Nehemiah 1:5 (GNV)

Passage

And sayde, O Lord God of heauen, the great and terrible God, that keepeth couenant and mercy for them that loue him, and obserue his commandements,

Nearby Context

Nehemiah 1:3 And they sayde vnto me, The residue that are left of the captiuitie there in the prouince, are in great affliction and in reproche, and the wall of Ierusalem is broken downe, and the gates thereof are burnt with fire.
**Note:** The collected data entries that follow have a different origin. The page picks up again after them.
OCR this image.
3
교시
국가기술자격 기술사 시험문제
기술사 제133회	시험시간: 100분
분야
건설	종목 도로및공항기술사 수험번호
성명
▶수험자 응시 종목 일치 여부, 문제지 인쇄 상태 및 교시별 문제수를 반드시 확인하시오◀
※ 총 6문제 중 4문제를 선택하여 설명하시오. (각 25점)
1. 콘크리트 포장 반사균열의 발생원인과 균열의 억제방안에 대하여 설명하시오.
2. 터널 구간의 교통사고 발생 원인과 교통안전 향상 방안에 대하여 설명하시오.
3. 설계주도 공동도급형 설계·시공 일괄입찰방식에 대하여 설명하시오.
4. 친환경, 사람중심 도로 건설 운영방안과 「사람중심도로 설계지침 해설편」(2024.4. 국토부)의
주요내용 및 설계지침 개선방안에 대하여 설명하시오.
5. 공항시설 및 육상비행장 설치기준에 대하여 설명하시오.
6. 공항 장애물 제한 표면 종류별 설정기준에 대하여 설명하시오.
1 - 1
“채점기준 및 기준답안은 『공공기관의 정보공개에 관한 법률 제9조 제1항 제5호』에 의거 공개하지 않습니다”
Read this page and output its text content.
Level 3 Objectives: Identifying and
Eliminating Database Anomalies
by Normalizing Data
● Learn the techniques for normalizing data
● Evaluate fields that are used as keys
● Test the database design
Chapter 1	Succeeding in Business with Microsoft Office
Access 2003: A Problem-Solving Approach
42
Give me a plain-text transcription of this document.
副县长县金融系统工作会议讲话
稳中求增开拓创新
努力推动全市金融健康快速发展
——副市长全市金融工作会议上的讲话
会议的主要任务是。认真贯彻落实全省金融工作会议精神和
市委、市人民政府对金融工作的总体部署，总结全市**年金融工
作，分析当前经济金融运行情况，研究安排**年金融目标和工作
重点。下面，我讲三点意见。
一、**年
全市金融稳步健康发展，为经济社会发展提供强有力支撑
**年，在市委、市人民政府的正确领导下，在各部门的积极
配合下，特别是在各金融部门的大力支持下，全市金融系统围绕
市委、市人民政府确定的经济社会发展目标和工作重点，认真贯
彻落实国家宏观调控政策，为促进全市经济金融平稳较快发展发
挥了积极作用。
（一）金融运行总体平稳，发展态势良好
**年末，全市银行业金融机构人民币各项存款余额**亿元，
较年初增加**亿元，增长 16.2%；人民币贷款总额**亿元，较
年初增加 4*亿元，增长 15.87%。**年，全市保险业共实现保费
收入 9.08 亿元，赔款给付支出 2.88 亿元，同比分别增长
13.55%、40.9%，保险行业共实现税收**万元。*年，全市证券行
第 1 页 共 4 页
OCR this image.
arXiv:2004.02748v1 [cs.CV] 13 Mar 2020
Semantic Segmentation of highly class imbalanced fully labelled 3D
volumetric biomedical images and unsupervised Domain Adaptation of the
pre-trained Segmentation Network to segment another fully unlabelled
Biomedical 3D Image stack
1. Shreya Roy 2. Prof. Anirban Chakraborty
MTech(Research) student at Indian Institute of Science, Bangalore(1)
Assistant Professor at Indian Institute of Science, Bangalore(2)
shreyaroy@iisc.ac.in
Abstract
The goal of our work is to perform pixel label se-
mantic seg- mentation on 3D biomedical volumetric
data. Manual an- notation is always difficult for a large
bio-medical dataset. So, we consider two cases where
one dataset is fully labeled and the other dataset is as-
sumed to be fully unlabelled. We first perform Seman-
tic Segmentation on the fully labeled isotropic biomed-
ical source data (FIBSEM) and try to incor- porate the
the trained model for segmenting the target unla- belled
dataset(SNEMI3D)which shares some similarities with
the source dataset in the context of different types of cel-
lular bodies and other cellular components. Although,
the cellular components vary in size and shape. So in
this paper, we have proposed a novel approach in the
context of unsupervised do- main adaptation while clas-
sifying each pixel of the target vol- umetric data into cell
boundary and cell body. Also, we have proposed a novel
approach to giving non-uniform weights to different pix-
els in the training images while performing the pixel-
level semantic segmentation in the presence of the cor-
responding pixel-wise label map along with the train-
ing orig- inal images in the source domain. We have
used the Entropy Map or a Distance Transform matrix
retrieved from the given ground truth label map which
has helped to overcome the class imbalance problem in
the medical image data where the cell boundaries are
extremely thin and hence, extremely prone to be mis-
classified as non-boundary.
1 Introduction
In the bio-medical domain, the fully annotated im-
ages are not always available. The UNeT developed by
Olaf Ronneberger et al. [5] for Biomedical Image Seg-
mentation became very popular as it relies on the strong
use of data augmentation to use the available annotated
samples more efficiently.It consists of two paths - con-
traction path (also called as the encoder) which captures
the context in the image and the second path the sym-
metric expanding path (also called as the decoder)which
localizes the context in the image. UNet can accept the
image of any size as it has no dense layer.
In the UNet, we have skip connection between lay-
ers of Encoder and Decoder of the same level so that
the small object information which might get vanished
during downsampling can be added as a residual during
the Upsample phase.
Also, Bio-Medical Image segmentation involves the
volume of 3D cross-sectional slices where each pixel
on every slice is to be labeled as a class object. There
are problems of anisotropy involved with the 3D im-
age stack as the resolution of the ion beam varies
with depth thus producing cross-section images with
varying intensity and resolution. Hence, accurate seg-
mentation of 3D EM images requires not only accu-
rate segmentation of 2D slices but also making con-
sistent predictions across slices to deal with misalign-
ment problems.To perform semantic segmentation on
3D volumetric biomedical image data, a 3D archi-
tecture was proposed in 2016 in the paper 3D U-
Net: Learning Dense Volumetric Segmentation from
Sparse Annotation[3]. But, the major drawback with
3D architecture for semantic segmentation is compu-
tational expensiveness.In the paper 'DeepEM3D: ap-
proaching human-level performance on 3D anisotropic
Nehemiah 1:4 And when I heard these wordes, I sate downe and wept, and mourned certeine dayes, and I fasted and prayed before the God of heauen,

Nehemiah 1:5 And sayde, O Lord God of heauen, the great and terrible God, that keepeth couenant and mercy for them that loue him, and obserue his commandements,

Nehemiah 1:6 I pray thee, let thine eares be attet, and thine eies open, to heare the praier of thy seruat, which I pray before thee dayly, day and night for ye childre of Israel thy seruats, and confesse the sinnes of the children of Israel, which we haue sinned against thee, both I and my fathers house haue sinned:

Nehemiah 1:7 We haue grieuously sinned against thee, and haue not kept the commandements, nor the statutes, nor the iudgements, which thou commandedst thy seruant Moses.

Study Lenses

The verse centers on "mercy", "sayde", "lord", "heauen", "great", "terrible", "keepeth", and "couenant". It is saying that the verse draws attention to "mercy" and "sayde", so its meaning should be read from those terms before moving to application.

The nearby context moves from verse 4's "And when I heard these wordes I..." into verse 6's "I pray thee let thine eares be...", so "mercy" and "sayde" belong inside that flow. In Nehemiah context, the local focus is covenant, worship, and faithfulness.

A plain takeaway is to answer the verse's own emphasis on "mercy" and "sayde" with trust shaped by these words, not by a vague optimism outside the passage.